As partners on this faith journey, we must all consider how our actions today will affect others tomorrow, even after we have passed. This requires making sound plans to ensure that our nearest and dearest will be provided for. It also means honoring God’s call to care for our global family in Christ.
Did you know there is a way to make special charitable gifts to Maryknoll Society using funds that will be returned to you or your loved ones at a future time of your choosing?
Known as a charitable lead trust, this increasingly popular plan can be used to achieve what might otherwise seem to be conflicting goals, while you also enjoy significant tax savings and other financial benefits. See Example
Consider the benefits of a charitable lead trust:
- You arrange for a regular source of charitable gifts that will begin immediately and continue for as long as you decide.
- The amount of the charitable gifts can be fixed or vary over time.
- You or your advisors can continue to manage the funds in the trust, if desired.
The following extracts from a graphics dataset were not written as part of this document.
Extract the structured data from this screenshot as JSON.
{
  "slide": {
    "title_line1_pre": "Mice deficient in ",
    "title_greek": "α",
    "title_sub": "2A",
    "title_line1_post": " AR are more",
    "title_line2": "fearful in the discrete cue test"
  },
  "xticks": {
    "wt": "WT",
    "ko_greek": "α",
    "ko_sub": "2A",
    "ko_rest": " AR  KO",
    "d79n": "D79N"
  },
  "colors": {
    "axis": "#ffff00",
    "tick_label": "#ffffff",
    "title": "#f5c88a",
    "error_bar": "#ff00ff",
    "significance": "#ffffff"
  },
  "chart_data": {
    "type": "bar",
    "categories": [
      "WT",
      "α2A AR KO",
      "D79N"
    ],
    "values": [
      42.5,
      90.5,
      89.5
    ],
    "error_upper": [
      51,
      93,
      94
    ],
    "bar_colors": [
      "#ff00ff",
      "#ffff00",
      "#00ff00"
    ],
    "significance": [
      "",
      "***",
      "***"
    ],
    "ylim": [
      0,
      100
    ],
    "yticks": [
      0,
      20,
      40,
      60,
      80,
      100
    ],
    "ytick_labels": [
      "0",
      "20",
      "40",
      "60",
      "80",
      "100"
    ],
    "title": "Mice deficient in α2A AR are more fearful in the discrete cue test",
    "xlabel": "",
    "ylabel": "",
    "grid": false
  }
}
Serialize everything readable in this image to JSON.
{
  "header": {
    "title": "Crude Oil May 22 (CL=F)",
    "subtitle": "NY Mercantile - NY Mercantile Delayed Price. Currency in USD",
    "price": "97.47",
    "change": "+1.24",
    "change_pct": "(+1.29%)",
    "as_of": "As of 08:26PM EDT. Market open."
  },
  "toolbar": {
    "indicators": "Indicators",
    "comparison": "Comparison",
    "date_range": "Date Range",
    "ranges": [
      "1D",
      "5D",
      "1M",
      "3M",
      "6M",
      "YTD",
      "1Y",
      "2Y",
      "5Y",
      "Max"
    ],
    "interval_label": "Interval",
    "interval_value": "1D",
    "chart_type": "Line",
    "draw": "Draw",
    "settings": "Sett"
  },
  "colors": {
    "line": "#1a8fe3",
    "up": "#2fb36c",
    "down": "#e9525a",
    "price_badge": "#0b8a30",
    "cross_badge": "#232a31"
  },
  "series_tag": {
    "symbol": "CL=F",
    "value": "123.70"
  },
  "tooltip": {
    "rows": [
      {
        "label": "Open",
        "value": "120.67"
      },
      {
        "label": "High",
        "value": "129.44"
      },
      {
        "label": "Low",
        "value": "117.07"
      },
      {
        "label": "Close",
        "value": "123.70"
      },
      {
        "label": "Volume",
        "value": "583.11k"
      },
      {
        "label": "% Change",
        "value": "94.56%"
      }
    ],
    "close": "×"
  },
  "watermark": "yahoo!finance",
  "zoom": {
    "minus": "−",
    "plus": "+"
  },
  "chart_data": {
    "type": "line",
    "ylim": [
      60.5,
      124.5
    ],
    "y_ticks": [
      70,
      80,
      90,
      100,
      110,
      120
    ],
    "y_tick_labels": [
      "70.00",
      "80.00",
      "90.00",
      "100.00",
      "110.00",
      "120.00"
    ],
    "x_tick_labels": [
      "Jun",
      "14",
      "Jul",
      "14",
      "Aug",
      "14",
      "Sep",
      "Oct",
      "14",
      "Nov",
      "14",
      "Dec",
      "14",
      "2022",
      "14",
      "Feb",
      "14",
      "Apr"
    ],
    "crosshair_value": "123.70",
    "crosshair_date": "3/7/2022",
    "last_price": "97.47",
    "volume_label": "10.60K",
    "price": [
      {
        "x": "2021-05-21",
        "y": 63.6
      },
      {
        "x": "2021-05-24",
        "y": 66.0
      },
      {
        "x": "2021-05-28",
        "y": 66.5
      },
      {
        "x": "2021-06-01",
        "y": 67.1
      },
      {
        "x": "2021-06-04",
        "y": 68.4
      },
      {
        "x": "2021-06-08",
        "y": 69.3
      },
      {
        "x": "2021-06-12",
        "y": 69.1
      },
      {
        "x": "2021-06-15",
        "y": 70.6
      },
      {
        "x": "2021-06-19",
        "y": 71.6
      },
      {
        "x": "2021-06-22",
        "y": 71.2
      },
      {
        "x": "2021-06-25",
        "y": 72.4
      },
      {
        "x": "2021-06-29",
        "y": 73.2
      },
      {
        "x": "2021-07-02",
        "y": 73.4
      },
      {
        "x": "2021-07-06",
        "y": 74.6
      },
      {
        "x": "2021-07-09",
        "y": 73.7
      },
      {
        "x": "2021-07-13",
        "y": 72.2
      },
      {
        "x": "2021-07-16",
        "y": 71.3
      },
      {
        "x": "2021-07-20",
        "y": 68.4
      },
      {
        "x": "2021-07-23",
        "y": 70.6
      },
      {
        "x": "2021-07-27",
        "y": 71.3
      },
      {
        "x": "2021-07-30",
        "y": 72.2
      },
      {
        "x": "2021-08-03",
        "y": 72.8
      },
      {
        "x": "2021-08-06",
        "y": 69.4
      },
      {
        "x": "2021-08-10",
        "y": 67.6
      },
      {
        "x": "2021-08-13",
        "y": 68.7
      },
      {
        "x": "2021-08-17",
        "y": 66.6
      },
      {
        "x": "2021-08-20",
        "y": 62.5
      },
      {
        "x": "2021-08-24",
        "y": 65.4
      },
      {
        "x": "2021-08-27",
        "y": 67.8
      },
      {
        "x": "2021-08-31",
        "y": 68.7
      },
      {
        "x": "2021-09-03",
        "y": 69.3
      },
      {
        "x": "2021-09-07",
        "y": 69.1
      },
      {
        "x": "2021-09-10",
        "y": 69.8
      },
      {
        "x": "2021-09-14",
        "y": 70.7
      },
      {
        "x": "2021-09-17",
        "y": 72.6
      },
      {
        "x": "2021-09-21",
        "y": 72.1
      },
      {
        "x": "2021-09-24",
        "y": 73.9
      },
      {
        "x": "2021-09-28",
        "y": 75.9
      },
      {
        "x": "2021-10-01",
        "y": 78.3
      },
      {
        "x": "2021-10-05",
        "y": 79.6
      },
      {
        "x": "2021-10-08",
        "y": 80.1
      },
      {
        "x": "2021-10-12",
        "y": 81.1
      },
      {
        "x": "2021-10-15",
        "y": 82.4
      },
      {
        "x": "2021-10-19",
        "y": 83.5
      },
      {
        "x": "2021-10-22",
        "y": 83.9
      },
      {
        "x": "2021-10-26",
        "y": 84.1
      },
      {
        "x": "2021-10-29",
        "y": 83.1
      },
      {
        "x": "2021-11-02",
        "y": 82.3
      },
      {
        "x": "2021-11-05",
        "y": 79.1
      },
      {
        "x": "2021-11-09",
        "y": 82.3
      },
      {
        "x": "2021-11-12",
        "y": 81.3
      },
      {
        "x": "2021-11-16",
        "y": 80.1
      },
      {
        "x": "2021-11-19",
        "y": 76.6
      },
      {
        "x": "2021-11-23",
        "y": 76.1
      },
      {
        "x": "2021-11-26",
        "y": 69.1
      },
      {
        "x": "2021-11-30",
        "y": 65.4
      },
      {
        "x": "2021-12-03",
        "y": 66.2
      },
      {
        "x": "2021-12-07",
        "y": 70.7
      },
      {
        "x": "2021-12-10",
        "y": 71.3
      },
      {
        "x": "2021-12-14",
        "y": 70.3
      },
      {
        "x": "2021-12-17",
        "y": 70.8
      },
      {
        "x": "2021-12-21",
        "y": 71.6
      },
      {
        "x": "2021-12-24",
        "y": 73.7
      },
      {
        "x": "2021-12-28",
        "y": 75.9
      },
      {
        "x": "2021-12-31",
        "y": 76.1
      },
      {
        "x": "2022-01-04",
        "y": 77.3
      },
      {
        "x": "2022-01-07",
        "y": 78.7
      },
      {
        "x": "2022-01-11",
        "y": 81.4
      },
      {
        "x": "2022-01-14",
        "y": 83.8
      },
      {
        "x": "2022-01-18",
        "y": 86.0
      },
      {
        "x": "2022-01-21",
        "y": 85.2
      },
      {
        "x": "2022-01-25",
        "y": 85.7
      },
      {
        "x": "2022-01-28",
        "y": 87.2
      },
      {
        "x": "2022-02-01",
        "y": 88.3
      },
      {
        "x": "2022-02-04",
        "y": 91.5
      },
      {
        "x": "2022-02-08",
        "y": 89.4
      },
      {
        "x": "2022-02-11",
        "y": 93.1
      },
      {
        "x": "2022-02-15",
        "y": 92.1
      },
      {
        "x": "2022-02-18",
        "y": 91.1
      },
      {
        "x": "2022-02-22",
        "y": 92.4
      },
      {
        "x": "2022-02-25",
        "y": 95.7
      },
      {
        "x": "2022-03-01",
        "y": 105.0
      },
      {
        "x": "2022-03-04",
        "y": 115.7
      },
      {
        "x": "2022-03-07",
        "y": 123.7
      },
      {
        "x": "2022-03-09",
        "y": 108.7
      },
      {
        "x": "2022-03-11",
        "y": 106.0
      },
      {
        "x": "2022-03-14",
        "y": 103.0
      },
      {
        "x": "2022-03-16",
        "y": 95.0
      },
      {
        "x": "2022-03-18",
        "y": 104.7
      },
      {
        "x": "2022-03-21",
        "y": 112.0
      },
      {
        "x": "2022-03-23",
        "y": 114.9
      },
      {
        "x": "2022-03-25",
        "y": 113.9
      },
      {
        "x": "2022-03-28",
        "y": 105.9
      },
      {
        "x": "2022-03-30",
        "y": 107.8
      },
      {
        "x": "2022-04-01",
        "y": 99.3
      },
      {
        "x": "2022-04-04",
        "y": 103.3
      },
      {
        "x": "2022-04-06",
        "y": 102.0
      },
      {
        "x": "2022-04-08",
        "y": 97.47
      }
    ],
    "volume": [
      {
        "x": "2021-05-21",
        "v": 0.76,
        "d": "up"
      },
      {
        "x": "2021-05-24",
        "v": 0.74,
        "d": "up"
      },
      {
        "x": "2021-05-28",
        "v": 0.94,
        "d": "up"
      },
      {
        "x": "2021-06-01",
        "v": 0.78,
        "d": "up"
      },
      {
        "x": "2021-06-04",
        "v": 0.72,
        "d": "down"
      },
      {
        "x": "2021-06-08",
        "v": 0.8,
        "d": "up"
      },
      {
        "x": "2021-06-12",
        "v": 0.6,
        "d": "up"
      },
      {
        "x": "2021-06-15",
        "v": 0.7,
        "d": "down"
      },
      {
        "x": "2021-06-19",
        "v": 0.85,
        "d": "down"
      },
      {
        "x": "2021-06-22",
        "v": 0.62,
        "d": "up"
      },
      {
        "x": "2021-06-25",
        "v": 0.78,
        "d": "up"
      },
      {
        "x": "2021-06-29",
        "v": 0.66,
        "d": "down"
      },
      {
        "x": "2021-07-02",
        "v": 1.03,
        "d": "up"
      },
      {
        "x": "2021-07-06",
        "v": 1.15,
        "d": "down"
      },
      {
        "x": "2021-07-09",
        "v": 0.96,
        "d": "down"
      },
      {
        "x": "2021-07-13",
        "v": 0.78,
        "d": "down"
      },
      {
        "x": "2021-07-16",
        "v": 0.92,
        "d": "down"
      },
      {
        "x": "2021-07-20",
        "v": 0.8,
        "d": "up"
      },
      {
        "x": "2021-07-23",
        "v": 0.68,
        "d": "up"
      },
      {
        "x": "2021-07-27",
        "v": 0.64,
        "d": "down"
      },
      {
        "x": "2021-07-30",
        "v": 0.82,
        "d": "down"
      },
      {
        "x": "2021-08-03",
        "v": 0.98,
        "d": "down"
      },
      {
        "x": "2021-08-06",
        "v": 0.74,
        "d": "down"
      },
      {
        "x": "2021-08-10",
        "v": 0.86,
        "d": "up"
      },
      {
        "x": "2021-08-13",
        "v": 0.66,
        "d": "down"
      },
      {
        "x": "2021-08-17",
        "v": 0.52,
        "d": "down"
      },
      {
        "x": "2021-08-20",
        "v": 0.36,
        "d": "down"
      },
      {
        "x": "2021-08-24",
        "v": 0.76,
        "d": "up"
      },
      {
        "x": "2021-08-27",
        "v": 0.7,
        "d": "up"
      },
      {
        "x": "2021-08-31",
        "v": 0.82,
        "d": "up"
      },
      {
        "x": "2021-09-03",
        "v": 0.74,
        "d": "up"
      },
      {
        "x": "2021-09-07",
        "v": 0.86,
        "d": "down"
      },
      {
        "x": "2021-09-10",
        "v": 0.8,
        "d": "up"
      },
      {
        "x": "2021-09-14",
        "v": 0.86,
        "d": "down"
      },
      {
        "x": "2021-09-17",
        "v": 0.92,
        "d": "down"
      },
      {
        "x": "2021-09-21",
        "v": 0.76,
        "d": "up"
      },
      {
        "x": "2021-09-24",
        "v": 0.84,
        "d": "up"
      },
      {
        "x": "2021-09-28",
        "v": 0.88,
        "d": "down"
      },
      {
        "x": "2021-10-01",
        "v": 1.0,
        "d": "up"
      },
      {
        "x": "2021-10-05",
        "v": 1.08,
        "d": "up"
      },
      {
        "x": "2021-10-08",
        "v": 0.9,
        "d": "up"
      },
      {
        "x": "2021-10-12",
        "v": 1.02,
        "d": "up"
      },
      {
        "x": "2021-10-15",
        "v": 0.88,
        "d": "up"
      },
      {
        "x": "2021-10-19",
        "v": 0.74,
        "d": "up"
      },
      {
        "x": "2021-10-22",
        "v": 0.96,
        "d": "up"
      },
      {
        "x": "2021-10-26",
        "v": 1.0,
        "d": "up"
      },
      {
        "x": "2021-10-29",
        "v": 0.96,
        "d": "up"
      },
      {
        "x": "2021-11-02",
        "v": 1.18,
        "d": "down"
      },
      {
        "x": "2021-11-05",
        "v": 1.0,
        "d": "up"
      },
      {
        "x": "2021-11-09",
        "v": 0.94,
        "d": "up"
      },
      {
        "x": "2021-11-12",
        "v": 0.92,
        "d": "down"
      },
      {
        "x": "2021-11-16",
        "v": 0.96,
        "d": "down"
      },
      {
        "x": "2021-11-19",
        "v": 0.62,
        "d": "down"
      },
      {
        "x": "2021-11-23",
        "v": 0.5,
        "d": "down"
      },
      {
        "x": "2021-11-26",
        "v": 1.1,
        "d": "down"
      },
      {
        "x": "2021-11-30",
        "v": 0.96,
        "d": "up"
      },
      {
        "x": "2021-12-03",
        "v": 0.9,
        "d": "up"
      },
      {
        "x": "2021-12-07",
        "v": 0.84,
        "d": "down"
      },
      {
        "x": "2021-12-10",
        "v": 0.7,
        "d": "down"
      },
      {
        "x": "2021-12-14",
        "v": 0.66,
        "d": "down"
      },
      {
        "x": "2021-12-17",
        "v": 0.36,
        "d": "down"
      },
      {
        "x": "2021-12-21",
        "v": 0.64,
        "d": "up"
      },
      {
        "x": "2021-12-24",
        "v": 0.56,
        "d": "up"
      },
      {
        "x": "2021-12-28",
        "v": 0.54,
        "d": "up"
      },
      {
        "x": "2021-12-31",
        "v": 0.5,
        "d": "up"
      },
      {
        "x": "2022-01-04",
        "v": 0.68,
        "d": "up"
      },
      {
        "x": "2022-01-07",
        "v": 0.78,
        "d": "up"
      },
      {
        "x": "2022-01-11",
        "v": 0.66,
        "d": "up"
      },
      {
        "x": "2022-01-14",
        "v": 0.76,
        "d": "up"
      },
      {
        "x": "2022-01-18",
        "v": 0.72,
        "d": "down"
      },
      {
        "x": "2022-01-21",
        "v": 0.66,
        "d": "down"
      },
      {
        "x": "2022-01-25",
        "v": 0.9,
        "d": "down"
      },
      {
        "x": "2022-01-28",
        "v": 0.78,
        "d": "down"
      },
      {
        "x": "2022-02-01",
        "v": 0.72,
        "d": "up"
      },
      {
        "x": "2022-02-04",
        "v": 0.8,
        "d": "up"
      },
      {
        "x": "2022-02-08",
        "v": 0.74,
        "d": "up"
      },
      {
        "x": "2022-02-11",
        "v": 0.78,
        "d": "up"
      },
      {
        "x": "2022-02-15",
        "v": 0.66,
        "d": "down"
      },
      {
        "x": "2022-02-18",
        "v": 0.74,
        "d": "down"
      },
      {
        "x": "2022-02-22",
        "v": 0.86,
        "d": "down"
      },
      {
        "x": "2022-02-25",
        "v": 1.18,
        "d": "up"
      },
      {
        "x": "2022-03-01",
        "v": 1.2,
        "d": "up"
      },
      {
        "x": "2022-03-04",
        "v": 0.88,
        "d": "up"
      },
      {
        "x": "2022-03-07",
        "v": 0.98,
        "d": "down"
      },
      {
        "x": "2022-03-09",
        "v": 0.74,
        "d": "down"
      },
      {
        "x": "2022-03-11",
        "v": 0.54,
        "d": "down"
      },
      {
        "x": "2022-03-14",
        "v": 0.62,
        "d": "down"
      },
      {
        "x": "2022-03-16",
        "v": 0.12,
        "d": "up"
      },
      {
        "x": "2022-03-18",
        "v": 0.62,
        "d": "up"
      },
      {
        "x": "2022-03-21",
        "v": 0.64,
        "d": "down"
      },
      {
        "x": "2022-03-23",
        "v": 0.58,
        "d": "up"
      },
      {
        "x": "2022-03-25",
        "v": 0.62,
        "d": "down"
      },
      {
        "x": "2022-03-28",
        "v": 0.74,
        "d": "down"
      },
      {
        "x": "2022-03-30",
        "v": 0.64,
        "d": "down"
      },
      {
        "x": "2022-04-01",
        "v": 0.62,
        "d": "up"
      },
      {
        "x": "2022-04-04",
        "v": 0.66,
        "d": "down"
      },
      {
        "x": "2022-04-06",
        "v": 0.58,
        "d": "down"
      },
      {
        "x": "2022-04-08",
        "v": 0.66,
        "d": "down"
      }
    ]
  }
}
- Such a gift can serve to reduce or eliminate income, estate, and gift taxes now - and in future years as well.
- You may be able to provide younger heirs with a larger inheritance than would otherwise be possible at a time when it is more appropriate that it be received.
You may be familiar with charitable gift planning tools that feature annual income for you or others you choose. Under these plans, when income ceases, any remaining funds are transferred to the charity. Under the terms of a charitable lead trust, however, your charitable interests immediately begin to receive gifts in the form of payments from the trust and the gifts continue for the period of time you determine. At the end of that time period, assets remaining in the trust are returned to you or other loved ones you designate.
Gift and estate taxes can be due on amounts over a certain amount given to others during Your lifetime or through your estate. Because of the front-end gifts to charity over time from a charitable lead trust, however, you are allowed to reduce the amounts that would otherwise be taxable by the value of those gifts to charity.
Depending on the amount of the payments, how long they last, and other factors, it can be possible to greatly reduce, or even entirely eliminate, gift and estate tax on unlimited amounts ultimately passing to heirs. In addition, at the termination of the trust your heirs can benefit from any growth in trust assets, free of additional gift and estate taxes, during the time the trust is in existence.
- Mr. and Mrs. Walker will transfer assets valued at $1,000,000 to the trust.
- The contribution to the trust will result in a gift tax deduction of $886,795.
- The trust will distribute income to the charitable organization for 20 years based on an annuity rate of 6%. The income will be $60,000 per year for a total of $1,200,000.
- When the trust terminates, the value of the trust, based on the $1,000,000 transferred, plus any growth or less any loss in trust value, will be transferred to the heirs. Based on an assumed net earnings rate of 7%, the heirs will receive an inheritance of approximately $1,409,955.
The assumed date of transfer for this example is February 16, 2019. This example has used the February 2019 IRC Section 7520 discount rate of 3.2% to optimize the charitable deduction.
NOTE: This calculation is provided for educational purposes only. The type of assets transferred, the actual date of the gift, and other factors may have a material effect on the amount or use of your deduction. You are advised to seek the advice of your tax advisors before implementing a gift of this type.
Planning Tip: Charitable lead trusts are especially attractive during times when interest rates are low and when assets used to fund them are expected to grow over time.
Replacing Gifts with Life Insurance
Life insurance can also be used in many ways to help you make charitable gifts while also providing for your heirs. One example is the use of life insurance to "replace" funds in your estate that have been devoted to charitable use. The life insurance policy proceeds serve to provide an inheritance for heirs that might not otherwise be available.
For example, you might use the tax savings and all or a portion of the income generated by a charitable remainder trust or other gift plan to purchase life insurance benefiting your heirs. That way, your charitable interest receives the gift you intend, while your loved ones enjoy their inheritance—often at greatly reduced cost to you or your heirs. Check with your life insurance professional or other advisors for additional information regarding this option.